Conrad y la botella del náufrago

Conrad, alejado miles de millas náuticas del púlpito, sigue enseñando aquello que quizá los jóvenes no comprenden hoy: que un ser humano tiene que aprenderlo todo y en ocasiones por sí mismo

Actualizada 01:30

Como la botella que el náufrago arroja al océano y no alcanzará ninguna orilla. Como ese errabundo vidrio que contiene un mensaje que quedará siempre ignoto. A finales de 1857 Konrad Korzeniowski vino al mundo en Berdichev, futura cuna del reportero soviético Vasili Grossman y hoy tierra de Ucrania.

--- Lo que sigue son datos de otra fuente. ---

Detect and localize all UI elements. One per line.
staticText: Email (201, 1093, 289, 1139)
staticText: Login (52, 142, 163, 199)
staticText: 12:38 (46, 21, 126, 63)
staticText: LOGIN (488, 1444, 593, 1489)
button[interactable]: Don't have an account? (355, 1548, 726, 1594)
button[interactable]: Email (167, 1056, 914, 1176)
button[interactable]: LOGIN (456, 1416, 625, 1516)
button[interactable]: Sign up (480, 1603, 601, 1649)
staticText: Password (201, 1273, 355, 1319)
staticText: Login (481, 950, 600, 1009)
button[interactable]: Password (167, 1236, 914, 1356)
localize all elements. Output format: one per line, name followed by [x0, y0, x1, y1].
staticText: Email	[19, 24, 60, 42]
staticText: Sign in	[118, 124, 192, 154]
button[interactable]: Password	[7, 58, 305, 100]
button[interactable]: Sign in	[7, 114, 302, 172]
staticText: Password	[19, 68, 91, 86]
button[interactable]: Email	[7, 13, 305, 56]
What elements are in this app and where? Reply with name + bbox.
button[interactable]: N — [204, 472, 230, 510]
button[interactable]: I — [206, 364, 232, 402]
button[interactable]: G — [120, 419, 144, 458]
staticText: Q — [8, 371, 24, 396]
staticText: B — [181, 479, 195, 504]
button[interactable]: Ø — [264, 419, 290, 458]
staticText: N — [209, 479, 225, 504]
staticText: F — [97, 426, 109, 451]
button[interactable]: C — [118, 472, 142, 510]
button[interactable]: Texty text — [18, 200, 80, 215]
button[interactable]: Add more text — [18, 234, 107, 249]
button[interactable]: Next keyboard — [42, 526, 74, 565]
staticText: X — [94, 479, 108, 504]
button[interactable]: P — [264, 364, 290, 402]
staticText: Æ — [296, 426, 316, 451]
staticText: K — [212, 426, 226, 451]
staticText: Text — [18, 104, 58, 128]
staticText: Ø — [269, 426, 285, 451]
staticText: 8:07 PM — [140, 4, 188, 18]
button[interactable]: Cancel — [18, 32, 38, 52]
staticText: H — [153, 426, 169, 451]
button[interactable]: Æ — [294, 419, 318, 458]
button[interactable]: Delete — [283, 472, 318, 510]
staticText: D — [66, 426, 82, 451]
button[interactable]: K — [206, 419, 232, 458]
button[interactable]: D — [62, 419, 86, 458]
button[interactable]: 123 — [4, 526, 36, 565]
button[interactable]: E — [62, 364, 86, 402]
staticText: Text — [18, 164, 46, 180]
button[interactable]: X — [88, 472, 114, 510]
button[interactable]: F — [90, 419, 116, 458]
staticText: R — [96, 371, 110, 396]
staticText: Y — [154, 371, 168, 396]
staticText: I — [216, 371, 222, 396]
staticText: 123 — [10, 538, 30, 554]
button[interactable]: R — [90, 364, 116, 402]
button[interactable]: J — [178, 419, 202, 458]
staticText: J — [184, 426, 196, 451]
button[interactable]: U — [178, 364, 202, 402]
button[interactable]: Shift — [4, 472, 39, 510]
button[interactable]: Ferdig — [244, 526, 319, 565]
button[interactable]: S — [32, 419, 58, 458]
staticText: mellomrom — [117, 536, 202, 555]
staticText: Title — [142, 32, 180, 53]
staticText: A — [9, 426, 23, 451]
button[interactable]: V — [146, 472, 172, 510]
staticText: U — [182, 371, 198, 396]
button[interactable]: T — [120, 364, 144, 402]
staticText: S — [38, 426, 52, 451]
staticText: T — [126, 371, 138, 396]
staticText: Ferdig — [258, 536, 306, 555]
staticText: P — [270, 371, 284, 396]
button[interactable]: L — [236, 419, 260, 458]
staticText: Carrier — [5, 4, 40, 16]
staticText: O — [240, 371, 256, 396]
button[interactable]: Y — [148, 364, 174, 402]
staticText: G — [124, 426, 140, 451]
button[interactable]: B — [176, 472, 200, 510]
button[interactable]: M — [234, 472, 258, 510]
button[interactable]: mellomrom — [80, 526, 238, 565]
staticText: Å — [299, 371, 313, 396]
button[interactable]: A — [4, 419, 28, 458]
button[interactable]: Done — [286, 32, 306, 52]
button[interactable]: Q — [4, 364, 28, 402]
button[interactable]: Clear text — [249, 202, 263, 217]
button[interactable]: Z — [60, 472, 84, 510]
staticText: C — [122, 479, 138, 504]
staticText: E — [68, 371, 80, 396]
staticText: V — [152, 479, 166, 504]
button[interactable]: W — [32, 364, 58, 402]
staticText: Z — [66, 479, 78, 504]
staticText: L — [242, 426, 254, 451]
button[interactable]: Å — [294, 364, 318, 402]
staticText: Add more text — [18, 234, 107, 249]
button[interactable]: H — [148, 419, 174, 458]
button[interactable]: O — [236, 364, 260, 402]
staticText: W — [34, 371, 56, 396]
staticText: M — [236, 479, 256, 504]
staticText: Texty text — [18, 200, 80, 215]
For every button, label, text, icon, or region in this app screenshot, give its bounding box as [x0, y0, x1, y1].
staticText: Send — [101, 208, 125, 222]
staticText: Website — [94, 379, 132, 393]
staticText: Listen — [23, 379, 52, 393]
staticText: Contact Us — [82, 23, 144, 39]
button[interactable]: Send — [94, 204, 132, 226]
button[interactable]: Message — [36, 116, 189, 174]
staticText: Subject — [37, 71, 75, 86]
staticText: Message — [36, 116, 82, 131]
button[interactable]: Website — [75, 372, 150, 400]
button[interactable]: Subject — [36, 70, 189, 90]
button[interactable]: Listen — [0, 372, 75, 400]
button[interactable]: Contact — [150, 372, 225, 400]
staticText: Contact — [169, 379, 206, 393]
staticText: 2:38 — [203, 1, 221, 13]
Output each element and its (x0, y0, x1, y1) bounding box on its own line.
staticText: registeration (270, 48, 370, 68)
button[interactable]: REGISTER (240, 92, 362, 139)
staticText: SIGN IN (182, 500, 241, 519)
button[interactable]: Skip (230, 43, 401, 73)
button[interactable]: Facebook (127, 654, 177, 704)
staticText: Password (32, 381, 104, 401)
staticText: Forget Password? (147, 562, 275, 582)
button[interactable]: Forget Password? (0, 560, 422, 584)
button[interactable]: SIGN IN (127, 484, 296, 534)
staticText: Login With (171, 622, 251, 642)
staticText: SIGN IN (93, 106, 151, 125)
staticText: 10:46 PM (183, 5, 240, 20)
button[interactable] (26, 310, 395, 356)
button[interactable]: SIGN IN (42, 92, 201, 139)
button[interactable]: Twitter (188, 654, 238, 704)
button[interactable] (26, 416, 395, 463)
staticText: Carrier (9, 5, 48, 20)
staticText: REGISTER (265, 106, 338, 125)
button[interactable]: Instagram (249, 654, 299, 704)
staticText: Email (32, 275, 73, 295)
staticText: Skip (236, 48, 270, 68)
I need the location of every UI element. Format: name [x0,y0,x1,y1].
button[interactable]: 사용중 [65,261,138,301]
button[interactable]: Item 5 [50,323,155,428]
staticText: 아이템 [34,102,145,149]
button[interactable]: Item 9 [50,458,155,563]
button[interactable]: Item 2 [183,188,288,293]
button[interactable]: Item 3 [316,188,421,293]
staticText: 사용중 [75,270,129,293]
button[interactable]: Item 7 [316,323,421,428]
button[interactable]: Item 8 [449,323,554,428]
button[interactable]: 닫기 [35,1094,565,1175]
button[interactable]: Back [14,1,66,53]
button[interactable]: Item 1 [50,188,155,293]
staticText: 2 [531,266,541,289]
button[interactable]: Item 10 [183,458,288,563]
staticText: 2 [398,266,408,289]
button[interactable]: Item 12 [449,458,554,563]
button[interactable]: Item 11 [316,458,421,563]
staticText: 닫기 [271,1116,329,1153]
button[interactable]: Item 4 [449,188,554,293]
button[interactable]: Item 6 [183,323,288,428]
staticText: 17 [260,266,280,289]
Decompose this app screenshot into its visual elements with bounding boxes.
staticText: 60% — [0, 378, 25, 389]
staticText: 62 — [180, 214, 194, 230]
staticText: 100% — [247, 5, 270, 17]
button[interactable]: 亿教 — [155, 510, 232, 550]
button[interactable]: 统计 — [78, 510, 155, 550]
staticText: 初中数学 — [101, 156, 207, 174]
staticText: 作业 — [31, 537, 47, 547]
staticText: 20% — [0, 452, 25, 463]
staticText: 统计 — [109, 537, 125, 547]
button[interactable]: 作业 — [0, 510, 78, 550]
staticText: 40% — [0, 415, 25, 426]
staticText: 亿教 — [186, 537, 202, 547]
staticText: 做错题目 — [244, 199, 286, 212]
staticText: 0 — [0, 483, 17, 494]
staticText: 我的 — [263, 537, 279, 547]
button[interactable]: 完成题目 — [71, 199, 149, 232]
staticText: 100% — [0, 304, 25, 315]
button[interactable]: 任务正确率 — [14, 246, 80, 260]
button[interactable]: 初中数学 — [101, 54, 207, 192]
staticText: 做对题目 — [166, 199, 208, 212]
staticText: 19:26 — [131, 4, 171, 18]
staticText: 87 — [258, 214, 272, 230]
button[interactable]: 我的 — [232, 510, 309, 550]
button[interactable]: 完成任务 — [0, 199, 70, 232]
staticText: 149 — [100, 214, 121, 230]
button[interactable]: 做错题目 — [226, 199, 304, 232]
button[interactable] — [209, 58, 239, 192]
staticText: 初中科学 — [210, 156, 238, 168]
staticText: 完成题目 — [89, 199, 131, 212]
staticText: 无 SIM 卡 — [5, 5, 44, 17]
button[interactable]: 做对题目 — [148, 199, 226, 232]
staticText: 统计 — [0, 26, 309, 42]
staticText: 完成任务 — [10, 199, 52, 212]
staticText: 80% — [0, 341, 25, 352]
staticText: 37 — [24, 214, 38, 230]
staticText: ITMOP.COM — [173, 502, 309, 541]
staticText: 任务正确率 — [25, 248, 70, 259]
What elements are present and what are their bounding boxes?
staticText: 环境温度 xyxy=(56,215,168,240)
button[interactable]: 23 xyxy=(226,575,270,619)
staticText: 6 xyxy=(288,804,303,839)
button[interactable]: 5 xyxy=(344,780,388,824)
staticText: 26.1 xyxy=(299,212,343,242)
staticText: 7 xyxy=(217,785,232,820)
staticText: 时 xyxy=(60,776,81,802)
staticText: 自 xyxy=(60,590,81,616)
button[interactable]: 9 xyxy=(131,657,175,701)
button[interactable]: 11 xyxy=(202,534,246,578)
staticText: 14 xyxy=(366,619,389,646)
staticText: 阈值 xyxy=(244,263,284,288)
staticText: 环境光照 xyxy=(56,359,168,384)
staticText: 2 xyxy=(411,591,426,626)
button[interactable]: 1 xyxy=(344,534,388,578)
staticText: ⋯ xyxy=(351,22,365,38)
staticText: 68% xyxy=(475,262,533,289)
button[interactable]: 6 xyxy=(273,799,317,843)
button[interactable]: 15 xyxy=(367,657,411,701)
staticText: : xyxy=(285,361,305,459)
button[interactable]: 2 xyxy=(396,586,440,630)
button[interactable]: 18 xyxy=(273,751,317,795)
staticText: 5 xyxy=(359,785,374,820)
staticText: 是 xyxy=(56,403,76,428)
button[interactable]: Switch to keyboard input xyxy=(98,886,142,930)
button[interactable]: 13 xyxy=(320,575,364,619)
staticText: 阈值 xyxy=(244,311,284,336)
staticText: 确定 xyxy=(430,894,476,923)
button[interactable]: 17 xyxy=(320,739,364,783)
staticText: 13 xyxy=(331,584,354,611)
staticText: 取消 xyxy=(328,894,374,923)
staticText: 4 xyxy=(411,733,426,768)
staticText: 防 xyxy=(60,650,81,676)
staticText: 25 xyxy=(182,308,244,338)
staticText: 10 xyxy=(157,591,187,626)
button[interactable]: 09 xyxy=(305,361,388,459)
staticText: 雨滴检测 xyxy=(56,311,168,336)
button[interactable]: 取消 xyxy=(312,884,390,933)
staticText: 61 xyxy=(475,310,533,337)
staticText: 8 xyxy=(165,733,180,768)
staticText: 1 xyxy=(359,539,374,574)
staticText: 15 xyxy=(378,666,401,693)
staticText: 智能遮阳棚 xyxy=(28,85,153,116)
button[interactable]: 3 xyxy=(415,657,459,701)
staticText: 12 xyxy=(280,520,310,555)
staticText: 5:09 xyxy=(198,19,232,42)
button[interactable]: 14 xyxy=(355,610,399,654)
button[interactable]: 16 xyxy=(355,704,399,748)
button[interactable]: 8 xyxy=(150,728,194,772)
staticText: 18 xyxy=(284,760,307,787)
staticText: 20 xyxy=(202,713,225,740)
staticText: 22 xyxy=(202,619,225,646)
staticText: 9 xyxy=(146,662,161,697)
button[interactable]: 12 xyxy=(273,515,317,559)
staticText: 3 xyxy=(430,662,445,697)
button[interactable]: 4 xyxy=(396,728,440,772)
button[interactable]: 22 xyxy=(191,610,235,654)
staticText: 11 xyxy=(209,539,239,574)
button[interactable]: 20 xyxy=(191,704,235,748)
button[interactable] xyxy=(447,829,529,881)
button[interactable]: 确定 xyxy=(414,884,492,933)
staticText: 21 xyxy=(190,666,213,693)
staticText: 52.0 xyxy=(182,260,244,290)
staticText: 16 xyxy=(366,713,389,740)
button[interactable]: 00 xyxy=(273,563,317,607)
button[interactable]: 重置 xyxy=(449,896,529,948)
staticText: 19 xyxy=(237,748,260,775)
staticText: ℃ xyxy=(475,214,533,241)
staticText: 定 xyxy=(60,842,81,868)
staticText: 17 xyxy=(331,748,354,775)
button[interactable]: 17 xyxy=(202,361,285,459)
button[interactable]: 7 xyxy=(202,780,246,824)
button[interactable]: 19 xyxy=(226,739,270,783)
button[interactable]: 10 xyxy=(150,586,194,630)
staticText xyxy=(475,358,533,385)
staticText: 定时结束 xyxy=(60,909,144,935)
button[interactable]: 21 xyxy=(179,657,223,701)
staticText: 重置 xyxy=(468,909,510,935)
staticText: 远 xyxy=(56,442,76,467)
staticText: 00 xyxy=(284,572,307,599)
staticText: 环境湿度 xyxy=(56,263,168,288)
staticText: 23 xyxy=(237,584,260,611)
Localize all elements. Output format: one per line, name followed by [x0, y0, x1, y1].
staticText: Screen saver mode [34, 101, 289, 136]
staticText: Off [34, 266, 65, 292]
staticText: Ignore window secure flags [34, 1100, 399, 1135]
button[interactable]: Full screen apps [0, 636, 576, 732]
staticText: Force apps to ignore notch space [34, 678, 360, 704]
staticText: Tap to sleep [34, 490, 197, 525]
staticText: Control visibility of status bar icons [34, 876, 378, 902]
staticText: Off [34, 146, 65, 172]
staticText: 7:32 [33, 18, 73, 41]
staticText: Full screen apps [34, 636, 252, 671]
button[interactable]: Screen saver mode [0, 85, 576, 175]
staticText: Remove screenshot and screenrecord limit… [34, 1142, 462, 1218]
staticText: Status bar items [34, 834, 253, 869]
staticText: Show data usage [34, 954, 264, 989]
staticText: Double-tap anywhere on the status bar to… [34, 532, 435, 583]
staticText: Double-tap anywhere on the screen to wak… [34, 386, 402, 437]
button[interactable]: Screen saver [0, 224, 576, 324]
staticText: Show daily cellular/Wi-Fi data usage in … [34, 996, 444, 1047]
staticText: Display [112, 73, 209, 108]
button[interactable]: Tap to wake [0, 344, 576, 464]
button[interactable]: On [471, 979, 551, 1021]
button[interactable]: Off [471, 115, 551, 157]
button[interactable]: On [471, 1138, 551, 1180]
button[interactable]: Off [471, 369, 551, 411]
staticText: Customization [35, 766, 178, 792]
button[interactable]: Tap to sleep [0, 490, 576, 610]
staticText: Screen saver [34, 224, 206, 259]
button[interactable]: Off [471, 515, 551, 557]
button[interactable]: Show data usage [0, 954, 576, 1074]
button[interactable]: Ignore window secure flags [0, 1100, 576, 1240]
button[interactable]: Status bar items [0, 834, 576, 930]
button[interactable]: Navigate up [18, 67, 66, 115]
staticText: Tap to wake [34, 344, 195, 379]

Para otro desplazado, el austriaco Stefan Zweig, «el apátrida [es] el que se convierte en un hombre libre, libre en un sentido nuevo, sólo aquel que a nada está ligado, a nada debe reverencia». Ningún pensamiento más ajeno al del prematuro huérfano de patriotas polacos. Zweig perdió tres veces su casa y siempre añoró la seguridad de un imperio pluriétnico dinamitado por el nacionalismo. A diferencia de aquel dorado mundo de ayer con corazón en la Viena de los Habsburgo, Korzeniowski nunca tuvo tierra a la que llamar suya. Una cosa es perder algo; otra, no haberlo conocido. El sueño de Polonia, desgarrado entre las fauces de Austria, Prusia y, sobre todo, la Rusia que deportó a sus padres a las puertas de Siberia, resultaba imposible. Y decidió al adolescente szlachta (la estirpe ancestral de Polonia) a salir corriendo. Buscando a miles de kilómetros un mar que había descubierto en los libros, se dirigió a Marsella, donde tras un conato de suicidio (con un fallido disparo al pecho) se embarcó para las Islas Británicas. En Londres pronto le aburrió «gastar suela sobre los adoquines» mientras le calaba hasta el tuétano la llovizna inglesa. Sintió, como Kipling, que algo le llamaba desde «cualquier sitio más al este de Suez, donde lo mejor y lo peor se igualan, donde no hay mandamientos y hay sed de hombres». Nacionalizado británico, literato en una lengua extraña tardíamente adquirida, se enroló en más de una docena de barcos. Y ascendió en la Marina mercante de aquel imperio hasta convertirse en capitán antes de regresar definitivamente a puerto. El mar aparejó su pluma. El velero se convirtió en su patria, aquel lugar donde podía permanecer quieto mientras en torno a él se desplazaba el mundo.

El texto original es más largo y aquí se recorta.